Ela abre um espumante barato e brinda sozinha à volta da solidão. Não aquela que dói e fere, mas a solitude escolhida, que lhe abre um espaço macio para ser. Ao primeiro gole, percebe: o espumante é demi sec. Um equívoco para ilustrar a vida. O gole doce na taça rasa antiga de cristal azul que foi da mãe.
Repetições?
Tudo o que ela quer é voltar a tomar posse de si. Ser dona dos seus desejos de novo. Quais eram eles? – não se lembra.
Não é ruptura, é reencontro.
Desde que se tornou mãe. Desde que tomou posse da dor. Desde que se pôs na estrada.
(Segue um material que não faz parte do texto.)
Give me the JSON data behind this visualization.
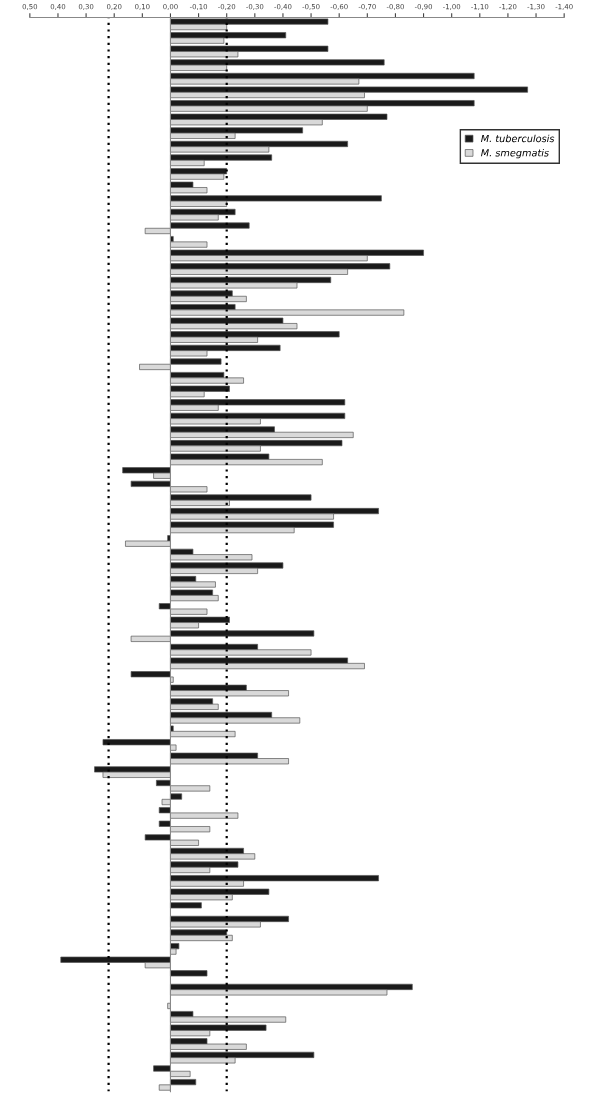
{
  "chart_data": {
    "type": "bar",
    "orientation": "horizontal",
    "categories": [
      null,
      null,
      null,
      null,
      null,
      null,
      null,
      null,
      null,
      null,
      null,
      null,
      null,
      null,
      null,
      null,
      null,
      null,
      null,
      null,
      null,
      null,
      null,
      null,
      null,
      null,
      null,
      null,
      null,
      null,
      null,
      null,
      null,
      null,
      null,
      null,
      null,
      null,
      null,
      null,
      null,
      null,
      null,
      null,
      null,
      null,
      null,
      null,
      null,
      null,
      null,
      null,
      null,
      null,
      null,
      null,
      null,
      null,
      null,
      null,
      null,
      null,
      null,
      null,
      null,
      null,
      null,
      null,
      null,
      null,
      null,
      null,
      null,
      null,
      null,
      null,
      null,
      null,
      null
    ],
    "series": [
      {
        "name": "M. tuberculosis",
        "color": "#1a1a1a",
        "values": [
          -0.56,
          -0.41,
          -0.56,
          -0.76,
          -1.08,
          -1.27,
          -1.08,
          -0.77,
          -0.47,
          -0.63,
          -0.36,
          -0.2,
          -0.08,
          -0.75,
          -0.23,
          -0.28,
          -0.01,
          -0.9,
          -0.78,
          -0.57,
          -0.22,
          -0.23,
          -0.4,
          -0.6,
          -0.39,
          -0.18,
          -0.19,
          -0.21,
          -0.62,
          -0.62,
          -0.37,
          -0.61,
          -0.35,
          0.17,
          0.14,
          -0.5,
          -0.74,
          -0.58,
          0.01,
          -0.08,
          -0.4,
          -0.09,
          -0.15,
          0.04,
          -0.21,
          -0.51,
          -0.31,
          -0.63,
          0.14,
          -0.27,
          -0.15,
          -0.36,
          -0.01,
          0.24,
          -0.31,
          0.27,
          0.05,
          -0.04,
          0.04,
          0.04,
          0.09,
          -0.26,
          -0.24,
          -0.74,
          -0.35,
          -0.11,
          -0.42,
          -0.2,
          -0.03,
          0.39,
          -0.13,
          -0.86,
          null,
          -0.08,
          -0.34,
          -0.13,
          -0.51,
          0.06,
          -0.09
        ]
      },
      {
        "name": "M. smegmatis",
        "color": "#d9d9d9",
        "values": [
          -0.2,
          -0.19,
          -0.24,
          -0.2,
          -0.67,
          -0.69,
          -0.7,
          -0.54,
          -0.23,
          -0.35,
          -0.12,
          -0.19,
          -0.13,
          -0.2,
          -0.17,
          0.09,
          -0.13,
          -0.7,
          -0.63,
          -0.45,
          -0.27,
          -0.83,
          -0.45,
          -0.31,
          -0.13,
          0.11,
          -0.26,
          -0.12,
          -0.17,
          -0.32,
          -0.65,
          -0.32,
          -0.54,
          0.06,
          -0.13,
          -0.21,
          -0.58,
          -0.44,
          0.16,
          -0.29,
          -0.31,
          -0.16,
          -0.17,
          -0.13,
          -0.1,
          0.14,
          -0.5,
          -0.69,
          -0.01,
          -0.42,
          -0.17,
          -0.46,
          -0.23,
          -0.02,
          -0.42,
          0.24,
          -0.14,
          0.03,
          -0.24,
          -0.14,
          -0.1,
          -0.3,
          -0.14,
          -0.26,
          -0.22,
          null,
          -0.32,
          -0.22,
          -0.02,
          0.09,
          null,
          -0.77,
          0.01,
          -0.41,
          -0.14,
          -0.27,
          -0.23,
          -0.07,
          0.04
        ]
      }
    ],
    "xlim": [
      0.5,
      -1.4
    ],
    "xticks": [
      {
        "value": 0.5,
        "label": "0,50"
      },
      {
        "value": 0.4,
        "label": "0,40"
      },
      {
        "value": 0.3,
        "label": "0,30"
      },
      {
        "value": 0.2,
        "label": "0,20"
      },
      {
        "value": 0.1,
        "label": "0,10"
      },
      {
        "value": 0,
        "label": "0,00"
      },
      {
        "value": -0.1,
        "label": "-0,10"
      },
      {
        "value": -0.2,
        "label": "-0,20"
      },
      {
        "value": -0.3,
        "label": "-0,30"
      },
      {
        "value": -0.4,
        "label": "-0,40"
      },
      {
        "value": -0.5,
        "label": "-0,50"
      },
      {
        "value": -0.6,
        "label": "-0,60"
      },
      {
        "value": -0.7,
        "label": "-0,70"
      },
      {
        "value": -0.8,
        "label": "-0,80"
      },
      {
        "value": -0.9,
        "label": "-0,90"
      },
      {
        "value": -1.0,
        "label": "-1,00"
      },
      {
        "value": -1.1,
        "label": "-1,10"
      },
      {
        "value": -1.2,
        "label": "-1,20"
      },
      {
        "value": -1.3,
        "label": "-1,30"
      },
      {
        "value": -1.4,
        "label": "-1,40"
      }
    ],
    "ref_lines": [
      {
        "axis": "x",
        "value": 0.22,
        "color": "#000000",
        "line_style": "dotted"
      },
      {
        "axis": "x",
        "value": -0.2,
        "color": "#000000",
        "line_style": "dotted"
      }
    ],
    "grid": false,
    "legend": "top right"
  }
}
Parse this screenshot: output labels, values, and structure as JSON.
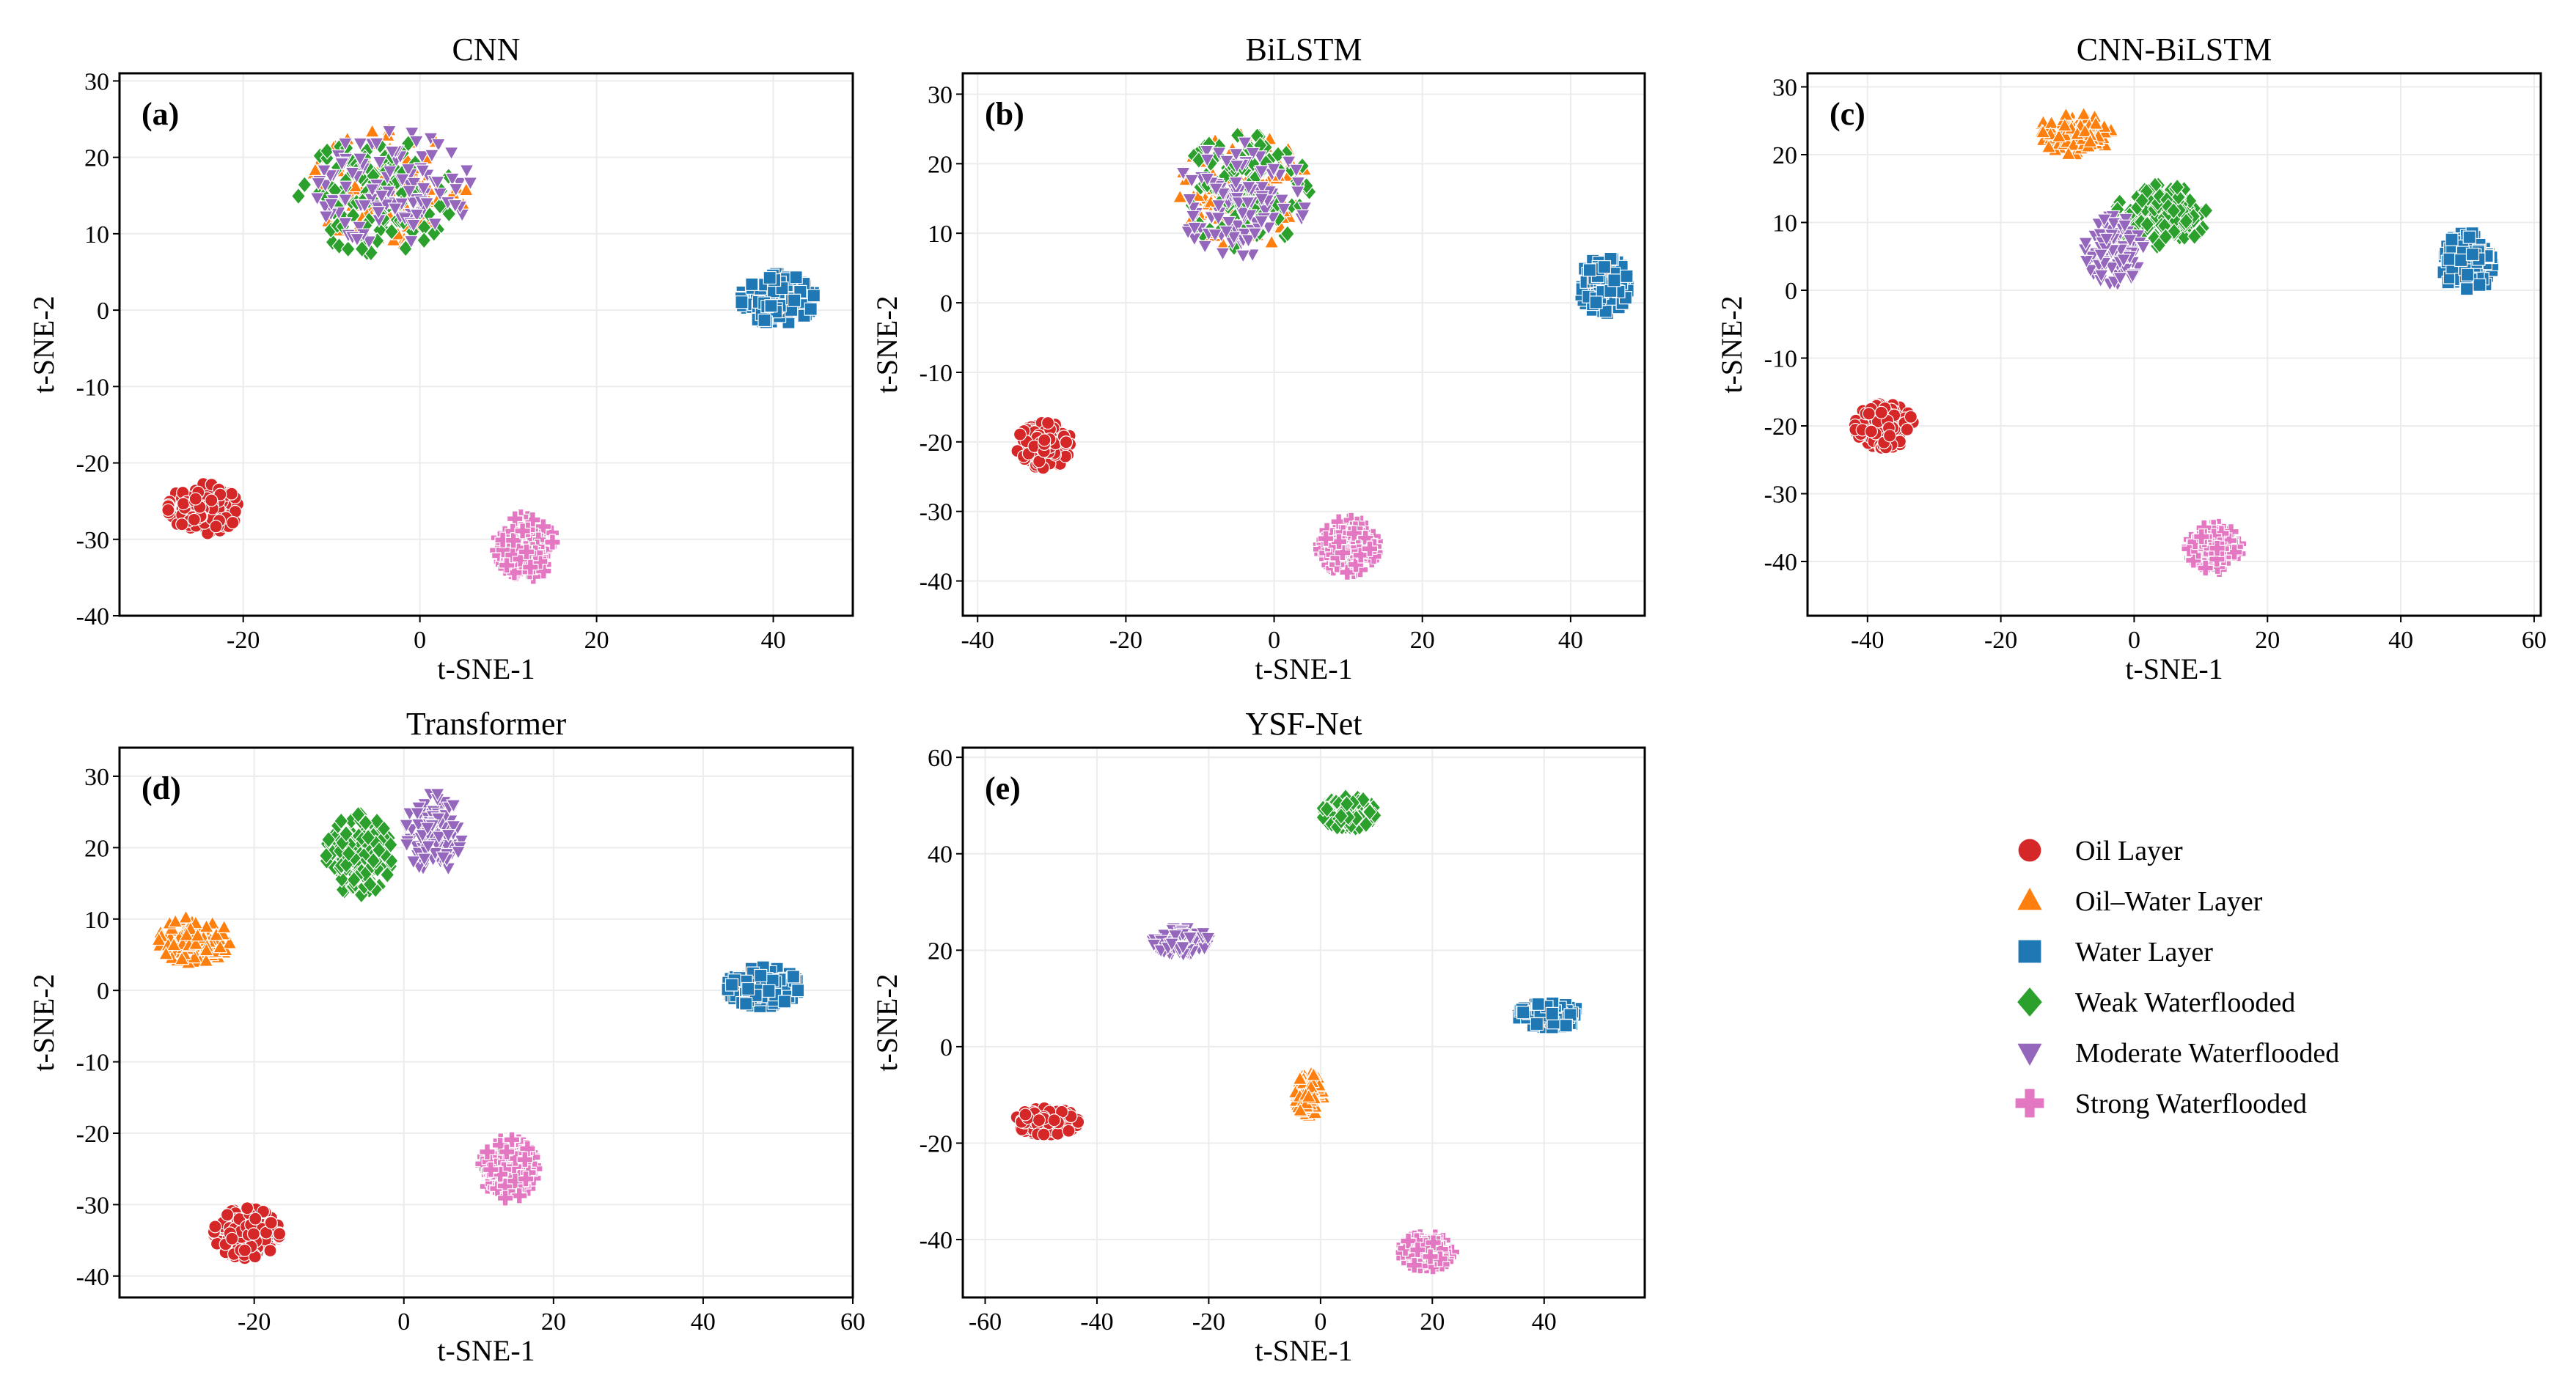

Desde quando?
Onde ela caminha nessa pista?
Há espaço para ultrapassar?
Para onde vai?
Larga o carro e segue a pé para não levar mais peso consigo?
Em alguns momentos ela só quer aumentar o volume do som e cantar bem alto, com o vento nos cabelos. Em outros, quer ter o privilégio de não guiar o carro, com a certeza de ainda assim estar indo.
Ela se entrega demais, se entrega muito, inteira, não sobra nada para si. Nem sabe mais como é a sua voz. Ela sai de si ao encontro do outro e deixa sua cama e sua casa vazias, sem o calor da sua presença. E depois cobra do outro o que lhe falta. Mas foi ela mesma que se tomou de si.
E então ela dança sozinha pela sala e sente o corpo como há muito tempo, com saudade de quem foi.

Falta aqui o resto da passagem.